Federal Rule of Evidence 408 reads as follows:

(a) Prohibited Uses. Evidence of the following is not admissible — on behalf of any party — either to prove or disprove the validity or amount of a disputed claim or to impeach by a prior inconsistent statement or a contradiction:

(1) furnishing, promising, or offering — or accepting, promising to accept, or offering to accept — a valuable consideration in compromising or attempting to compromise the claim; and

(2) conduct or a statement made during compromise negotiations about the claim — except when offered in a criminal case and when the negotiations related to a claim by a public office in the exercise of its regulatory, investigative, or enforcement authority.

(b) Exceptions. The court may admit this evidence for another purpose, such as proving a witness’s bias or prejudice, negating a contention of undue delay, or proving an effort to obstruct a criminal investigation or prosecution.

As I have noted before, Rule 408 only governs the admissibility of settlement-related statements at trial, not their inclusion in pleadings or other documents. What this also means is that a party cannot get a gag order pursuant to Rule 408 that would prevent the opposing party from disclosing those statements to the court of public opinion.

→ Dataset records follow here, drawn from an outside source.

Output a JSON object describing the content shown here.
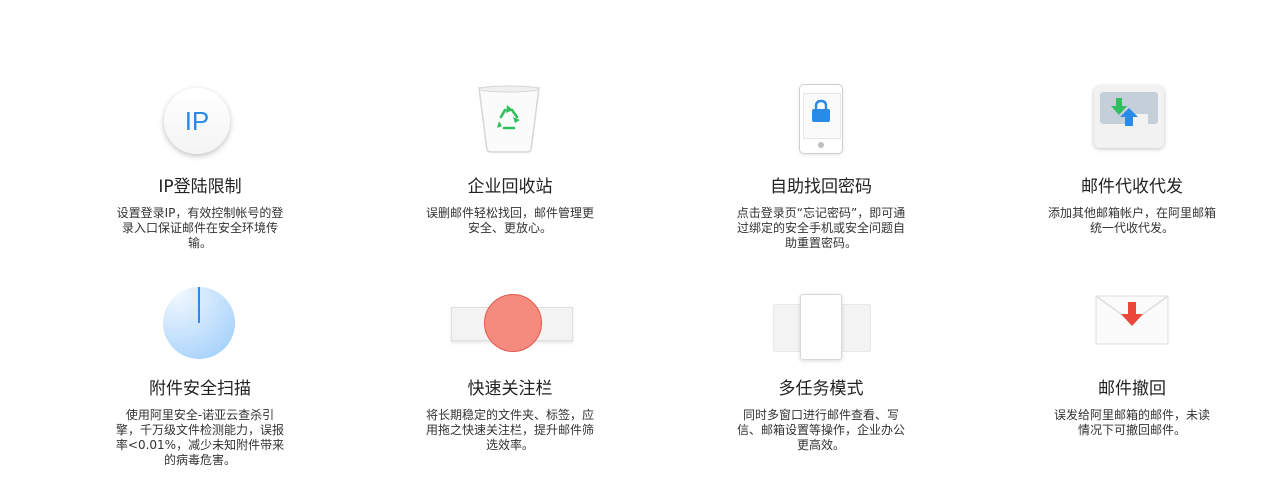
{
  "features": [
    {
      "title": "IP登陆限制",
      "desc": [
        "设置登录IP，有效控制帐号的登",
        "录入口保证邮件在安全环境传",
        "输。"
      ],
      "icon_text": "IP",
      "icon": "ip-icon"
    },
    {
      "title": "企业回收站",
      "desc": [
        "误删邮件轻松找回，邮件管理更",
        "安全、更放心。"
      ],
      "icon": "recycle-bin-icon"
    },
    {
      "title": "自助找回密码",
      "desc": [
        "点击登录页“忘记密码”，即可通",
        "过绑定的安全手机或安全问题自",
        "助重置密码。"
      ],
      "icon": "phone-lock-icon"
    },
    {
      "title": "邮件代收代发",
      "desc": [
        "添加其他邮箱帐户，在阿里邮箱",
        "统一代收代发。"
      ],
      "icon": "mail-forward-icon"
    },
    {
      "title": "附件安全扫描",
      "desc": [
        "使用阿里安全-诺亚云查杀引",
        "擎，千万级文件检测能力，误报",
        "率<0.01%，减少未知附件带来",
        "的病毒危害。"
      ],
      "icon": "scan-pie-icon"
    },
    {
      "title": "快速关注栏",
      "desc": [
        "将长期稳定的文件夹、标签，应",
        "用拖之快速关注栏，提升邮件筛",
        "选效率。"
      ],
      "icon": "quick-bar-icon"
    },
    {
      "title": "多任务模式",
      "desc": [
        "同时多窗口进行邮件查看、写",
        "信、邮箱设置等操作，企业办公",
        "更高效。"
      ],
      "icon": "multitask-icon"
    },
    {
      "title": "邮件撤回",
      "desc": [
        "误发给阿里邮箱的邮件，未读",
        "情况下可撤回邮件。"
      ],
      "icon": "recall-envelope-icon"
    }
  ],
  "colors": {
    "blue": "#2a8ae8",
    "green": "#2fbf5f",
    "red": "#e9483b"
  }
}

In Lumen View Technology LLC v. Findthebest.com, Inc.,  Lumen View Technology sued FindTheBest, a consumer research website, claiming that the website violated its patent covering a "System and method for facilitating bilateral and multilateral decision-making." The two sides then entered into settlement negotiations, with FindTheBest's CEO then allegedly “blogging details of the settlement discussion  . . . [i]n an effort to taint the public’s perception of the case and to paint Lumen View in a negative light.” Lumen View Technology then moved for a protective order prohibiting the public dissemination of settlement information.

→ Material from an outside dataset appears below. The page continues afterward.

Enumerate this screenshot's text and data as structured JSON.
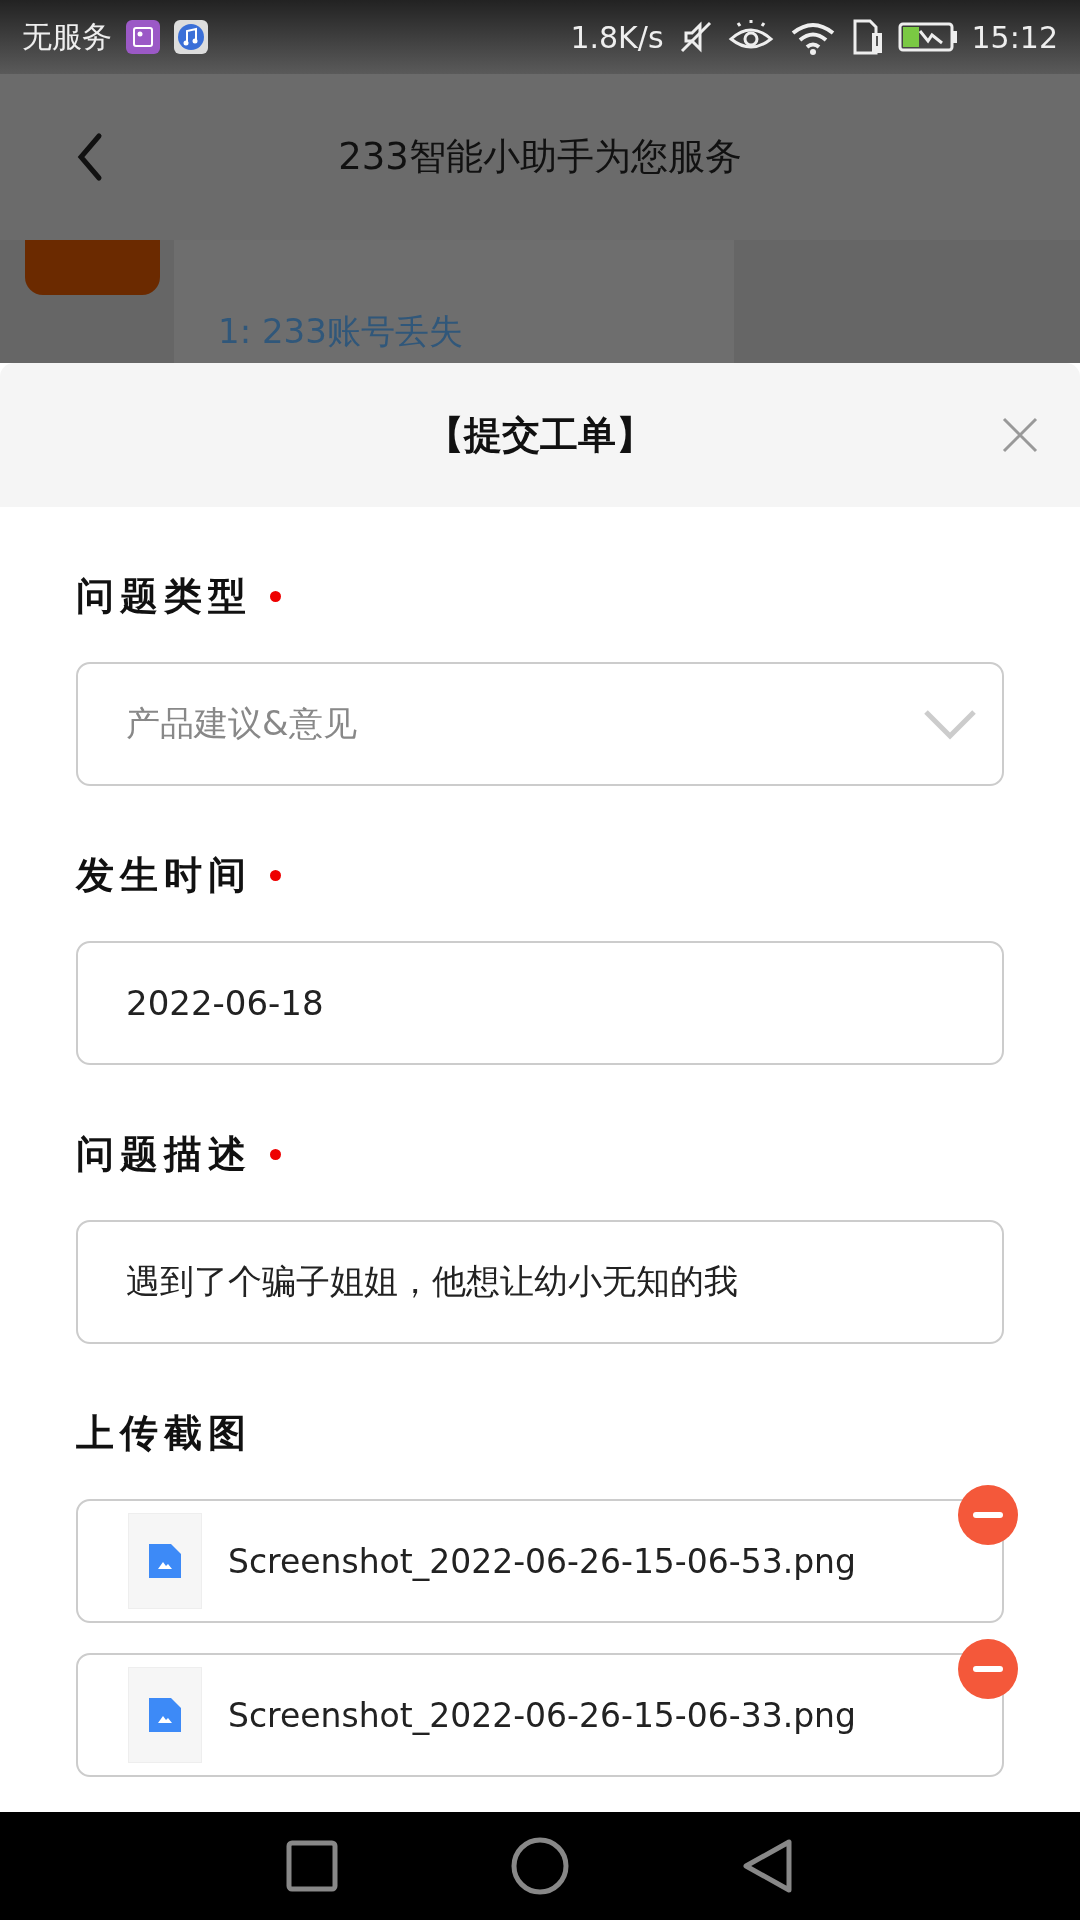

In support of its motion, Lumen cited to Federal Rule of Evidence 408, prompting the United States District Court for the Southern District of New York to respond:

Rule 408 is a rule of evidence.  It is inapposite where, as here, the question is not whether material will be admitted into evidence in court but whether a party may discuss certain matters in public.  The plaintiff appears to concede this in its reply brief, where it for the first time asserts that “Lumen View is not taking the position that Rule 408 prevents a party to a litigation (in this case, [Findthebest.com]) from providing settlement discussions to the public.  As such, it is unclear  what role Rule 408 is supposed to play in this motion practice and why it figures so prominently in the plaintiff’s briefing.